Email works. Perhaps too well for our own darn good. The revenue that we generate every time we send out a generic, non-segmented blast mailing masks a lot of missed opportunities. It's time for online marketers to kick our baby out of the nest.

For too many marketers, email revenue per subscriber is not growing, and more and more subscribers are simply ignoring our messages. Do not ignore that reality if you need the email channel to drive predictable, optimal results.

No question. Email is the highest ROI channel by far. Email marketing returns $57.25 for every dollar spent, more than 150% greater than the ROI for non-email online marketing (DMA, 2007).

Honestly, however, most email marketing today is pretty terrible. It's irrelevant, poorly timed, creatively uninteresting, and completely generic. The vast majority of us still follow a batch-and-blast broadcast approach that will never make our email messages relevant to most of our subscribers most of the time.

Consider that if we can earn a nearly $60 ROI by creating email programs that are compelling to just a few subscribers, just occasionally... imagine what we could do if we actually optimized our programs.

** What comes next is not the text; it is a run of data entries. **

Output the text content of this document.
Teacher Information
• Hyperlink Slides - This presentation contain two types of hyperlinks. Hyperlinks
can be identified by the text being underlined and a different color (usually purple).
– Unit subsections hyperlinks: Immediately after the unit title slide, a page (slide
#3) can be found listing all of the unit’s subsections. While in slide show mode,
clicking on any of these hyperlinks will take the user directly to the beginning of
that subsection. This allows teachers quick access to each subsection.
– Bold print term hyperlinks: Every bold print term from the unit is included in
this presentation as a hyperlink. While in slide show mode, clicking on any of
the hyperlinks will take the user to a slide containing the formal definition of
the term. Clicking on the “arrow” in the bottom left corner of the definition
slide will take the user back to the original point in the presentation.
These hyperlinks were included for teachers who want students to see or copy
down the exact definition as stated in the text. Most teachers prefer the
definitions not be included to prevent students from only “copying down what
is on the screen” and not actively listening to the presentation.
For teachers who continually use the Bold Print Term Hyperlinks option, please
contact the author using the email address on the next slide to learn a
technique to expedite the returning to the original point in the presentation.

Your true email ROI isn't captured by averages. It's misleading to think about email's contribution without factoring in the risks of batch and blast, which include higher spam complaints and diminished deliverability, list churn and inattentive customers, brand damage and lost future revenue through continued irrelevancy.

Here's the challenge. We send out a message, we get revenue. That's good! But that isn't the end of the story. Sending out messages that are irrelevant to most of your file has other costs. Look at your unsubscribe rate. Check the complaint rate (subscribers clicking the "this is spam" button). Both will rise when you send irrelevant or too frequent messages.

The cost to replace those subscribers and maintain your file integrity will cut into that incremental boost. Plus, in every case we've seen, the non-responder rate (subscribers with no opens or clicks) also goes up dramatically.